„Mich hat niemand geschlagen“

■ Aber die Atmosphäre auch in der Hansestadt hat sich nach dem Terroranschlag in den USA verändert, finden viele Hamburger Muslime

Der türkische Gemüseladen in Altona ist voll wie immer. In die langen Schlange an der Kasse haben sich viele deutsche Kunden eingereiht. „Es ist nicht anders als sonst“, sagt der 32-jährige muslimische Händler. Seine muslimischen Kollegen in anderen Hamburger Stadtteilen spüren an diesem Freitagmorgen, drei Tage nach den Terroranschlägen in den USA, ebenfalls keine Veränderung. „Die Anschläge sind natürlich auch hier im Laden Gesprächsthema, aber durch Diskriminierung bedroht fühle ich mich nicht“, sagt ein türkischer Lebensmittelhändler am Steindamm, unweit des Hauptbahnhofs im Herzen der Stadt.

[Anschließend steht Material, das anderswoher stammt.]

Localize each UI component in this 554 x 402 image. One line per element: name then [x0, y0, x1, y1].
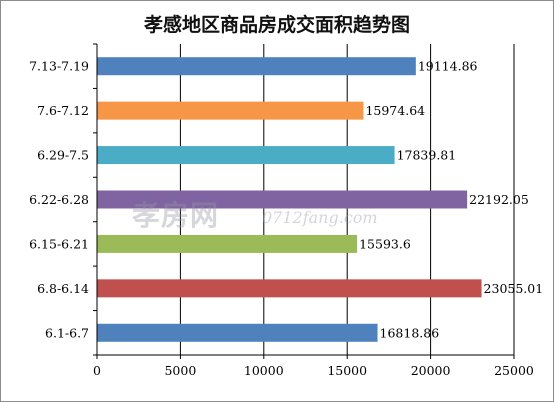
x-tick-label: 0: [93, 363, 101, 378]
bar: [97, 57, 416, 76]
data-label: 22192.05: [469, 192, 529, 207]
data-label: 17839.81: [397, 148, 457, 163]
x-tick-label: 5000: [164, 363, 196, 378]
bar: [97, 101, 364, 120]
category-label: 6.29-7.5: [37, 148, 89, 163]
category-label: 7.13-7.19: [29, 59, 89, 74]
data-label: 19114.86: [418, 59, 478, 74]
x-tick-label: 15000: [327, 363, 367, 378]
bar: [97, 234, 358, 253]
data-label: 16818.86: [380, 325, 440, 340]
bar: [97, 190, 468, 209]
data-label: 23055.01: [484, 281, 544, 296]
chart-title: 孝感地区商品房成交面积趋势图: [143, 14, 410, 36]
bar: [97, 323, 378, 342]
bar: [97, 279, 482, 298]
data-label: 15593.6: [359, 236, 411, 251]
bar: [97, 146, 395, 165]
category-label: 6.15-6.21: [29, 236, 89, 251]
x-tick-label: 10000: [244, 363, 284, 378]
category-label: 6.8-6.14: [37, 281, 89, 296]
x-tick-label: 20000: [411, 363, 451, 378]
category-label: 6.1-6.7: [45, 325, 89, 340]
data-label: 15974.64: [365, 103, 425, 118]
category-label: 6.22-6.28: [29, 192, 89, 207]
category-label: 7.6-7.12: [37, 103, 89, 118]
x-tick-label: 25000: [494, 363, 534, 378]
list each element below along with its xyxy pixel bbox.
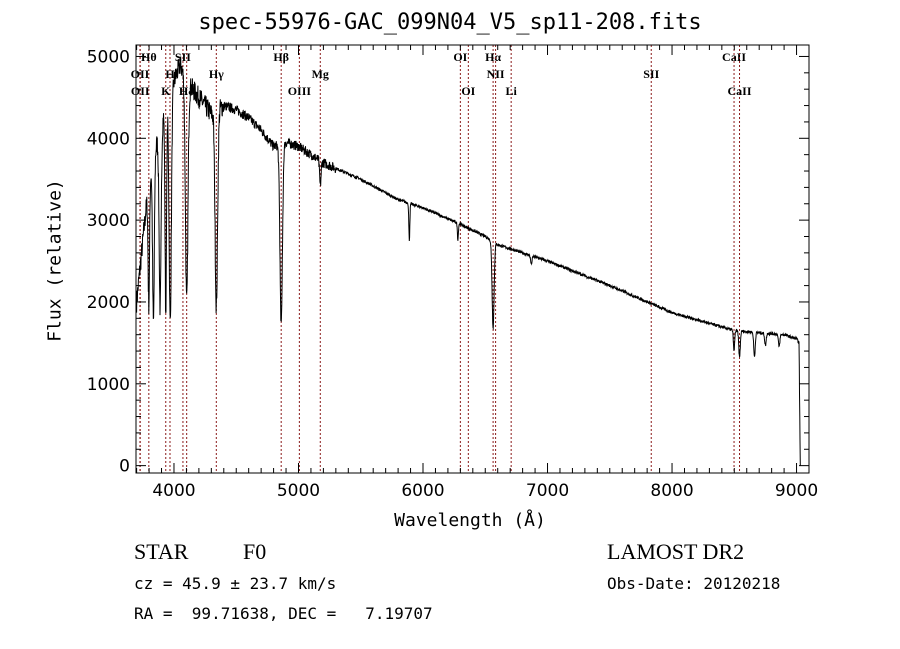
line-marker-label: SII <box>643 67 659 81</box>
line-marker-label: NII <box>487 67 505 81</box>
x-tick-label: 9000 <box>775 481 818 501</box>
x-tick-label: 5000 <box>277 481 320 501</box>
line-marker-label: CaII <box>722 50 746 64</box>
y-tick-label: 4000 <box>87 129 130 149</box>
chart-title: spec-55976-GAC_099N04_V5_sp11-208.fits <box>198 10 702 35</box>
line-marker-label: K <box>161 84 171 98</box>
x-tick-label: 6000 <box>401 481 444 501</box>
line-marker-label: Hθ <box>141 50 157 64</box>
survey-name: LAMOST DR2 <box>607 539 745 564</box>
line-marker-label: SII <box>175 50 191 64</box>
line-marker-label: H <box>165 67 175 81</box>
line-marker-label: OIII <box>288 84 312 98</box>
y-tick-label: 5000 <box>87 47 130 67</box>
y-tick-label: 3000 <box>87 211 130 231</box>
line-marker-label: Mg <box>312 67 329 81</box>
line-marker-label: Hα <box>485 50 501 64</box>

Anders als in den USA hat es in Hamburg nach Angaben der Polizei bisher keine Ausschreitungen gegen Muslime oder ihre Geschäfte gegeben, obwohl drei der mutmaßlichen Haupt-Attentäter jahrelang in der Hansestadt gelebt und studiert haben. „Aber die Atmosphäre hat sich verändert. Ich habe das Gefühl, als würden die Leute vor mir zurückweichen“, sagt ein 48-jähriger Palästinenser, der seit kurzer Zeit einen deutschen Pass hat.

Auch in den muslimischen Gemeinden Hamburgs wächst die Angst vor Diskriminierung und Übergriffen. „Viele unserer Gemeindemitglieder betrachten die Lage mit großer Sorge und fürchten zunehmende Anfeindungen verbaler und tätlicher Art“, sagt die geistliche Leiterin der deutschsprachigen muslimischen Gemeinde der Hansestadt, Halima Krausen. Krausen ist bundesweit die einzige deutschstämmige Muslimin, die Aufgaben eines Imam wahrnimmt.

„Die Ethik des Islam erlaubt keinen Terrorismus. Aber in Hamburg leben rund 200.000 Muslime, und da sind sicher auch Chaoten dabei“, meint Krausen. Die 51-jährige unerschrockene Theologin, die seit fünf Jahren im Amt ist, nimmt kein Blatt vor den Mund, auch wenn es um die eigenen Glaubensgenossen geht.

„Die Stimmung hat sich verändert, finde ich“, erzählt Azra. „Wenn ich in einen Bus einsteige, spüre ich die skeptischen, teilweise feindseligen Blicke der Menschen“, sagt die junge Frau mit dem Kopftuch.

Dass die Kluft zwischen Menschen verschiedener Religionen und Nationalitäten nicht größer wird, hofft auch Aydan Özoguz. Die 34-jährige Leiterin deutsch-türkischer Projekte der Körber-Stiftung für ein besseres Miteinander kandidiert auf Platz fünf der SPD-Liste zur Bürgerschaftswahl am 23. September. „Mich hat niemand geschlagen, aber die Stimmung ist anders“, meint auch Özoguz, die einen deutschen und einen türkischen Pass hat und praktizierende Muslimin ist. Da gebe es eine Reihe provozierender Fragen und verbaler Attacken.

„Wir dürfen uns nicht verleiten lassen, alte Feindbilder zu befestigen. Wir machen uns Sorgen, dass Angehörige islamischen Glaubens pauschal verurteilt werden“, meint der Islam-Beauftragte der Nordelbischen evangelisch-lutherischen Kirche, Pastor Hans-Christoph Gossmann, der sich seit Jahren in interreligiösen Gesprächsrunden um Verständigung bemüht.

Dazu will auch das Bündnis islamischer Gemeinden in Norddeutschland beitragen, das zu einem gemeinsamen christlich-islamischen Gottesdienst am Sonntag um 11 Uhr in der Moschee Böckmannstraße in St. Georg aufruft.